Lo que tengo que hacer

  • Esta semana tengo que recopilar una lista de todos los papeles que voy a necesitar escaneados o copias, e ir haciéndome con ellos.
  • Dado que es la penúltima semana, tengo que empezar a traerme del laboratorio las mil cosas que tengo allí.
  • Tengo que empezar a recopilar «las firmas», un proceso absurdo para poder dejar la Universidad.
  • El próximo fin de semana quiero hacer una limpieza en la cocina y separar lo que es para eliminar y lo que potencialmente va a irse conmigo. Mi objetivo es que no haya más de una caja de la cocina. Debería empezar a deshacerme de las cosas que no se vienen conmigo.
  • Y por supuesto, tengo que seguir buscando sitio para hacerme la dichosa PCR.

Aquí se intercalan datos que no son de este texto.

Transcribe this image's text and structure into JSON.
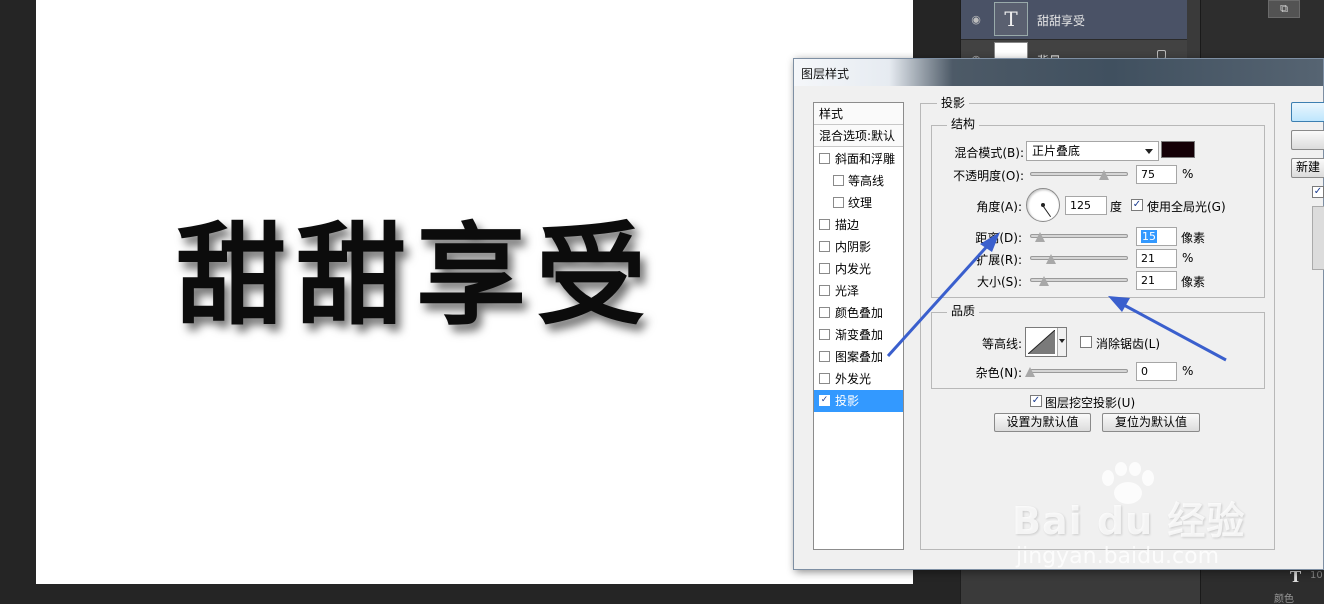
{
  "canvas": {
    "text": "甜甜享受"
  },
  "layers": {
    "text_layer": {
      "name": "甜甜享受",
      "thumb_glyph": "T"
    },
    "bg_layer": {
      "name": "背景"
    }
  },
  "right_panel": {
    "bottom_icon": "T",
    "bottom_num": "10",
    "bottom_label": "颜色"
  },
  "dialog": {
    "title": "图层样式",
    "style_list": {
      "header": "样式",
      "blend_options": "混合选项:默认",
      "items": [
        {
          "label": "斜面和浮雕",
          "checked": false,
          "indent": 0
        },
        {
          "label": "等高线",
          "checked": false,
          "indent": 1
        },
        {
          "label": "纹理",
          "checked": false,
          "indent": 1
        },
        {
          "label": "描边",
          "checked": false,
          "indent": 0
        },
        {
          "label": "内阴影",
          "checked": false,
          "indent": 0
        },
        {
          "label": "内发光",
          "checked": false,
          "indent": 0
        },
        {
          "label": "光泽",
          "checked": false,
          "indent": 0
        },
        {
          "label": "颜色叠加",
          "checked": false,
          "indent": 0
        },
        {
          "label": "渐变叠加",
          "checked": false,
          "indent": 0
        },
        {
          "label": "图案叠加",
          "checked": false,
          "indent": 0
        },
        {
          "label": "外发光",
          "checked": false,
          "indent": 0
        },
        {
          "label": "投影",
          "checked": true,
          "indent": 0,
          "selected": true
        }
      ]
    },
    "panel_title": "投影",
    "structure": {
      "title": "结构",
      "blend_mode_label": "混合模式(B):",
      "blend_mode_value": "正片叠底",
      "shadow_color": "#140006",
      "opacity_label": "不透明度(O):",
      "opacity_value": "75",
      "opacity_unit": "%",
      "angle_label": "角度(A):",
      "angle_value": "125",
      "angle_unit": "度",
      "global_light_label": "使用全局光(G)",
      "global_light_checked": true,
      "distance_label": "距离(D):",
      "distance_value": "15",
      "distance_unit": "像素",
      "spread_label": "扩展(R):",
      "spread_value": "21",
      "spread_unit": "%",
      "size_label": "大小(S):",
      "size_value": "21",
      "size_unit": "像素"
    },
    "quality": {
      "title": "品质",
      "contour_label": "等高线:",
      "antialias_label": "消除锯齿(L)",
      "antialias_checked": false,
      "noise_label": "杂色(N):",
      "noise_value": "0",
      "noise_unit": "%"
    },
    "knockout_label": "图层挖空投影(U)",
    "knockout_checked": true,
    "set_default_label": "设置为默认值",
    "reset_default_label": "复位为默认值",
    "side_buttons": {
      "new_style": "新建"
    }
  },
  "watermark": {
    "brand": "Bai du 经验",
    "url": "jingyan.baidu.com"
  },
  "colors": {
    "selection": "#3399ff",
    "arrow": "#3a5fcd",
    "workspace": "#252525"
  }
}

No son tareas nada fáciles, pero creo que más o menos va todo encaminado y he podido tomarme unos días de descanso esta semana, que básicamente he utilizado para correr en círculos pensando en cómo conseguir la PCR. Ahora estoy un poco más tranquila, pero no demasiado, porque si algo falla me quedo tirada sin un sitio en el que dormir. Es decir, ahora ya no sólo dependo de que el vuelo salga cuando tiene que salir, es que además dependo de que me den la PCR a tiempo. Y que sea negativa, que sólo me faltaba ser asintomática. Quién me mandaría a mi mudarme en medio de una pandemia… y sobretodo, ¿por qué no lo hice en julio?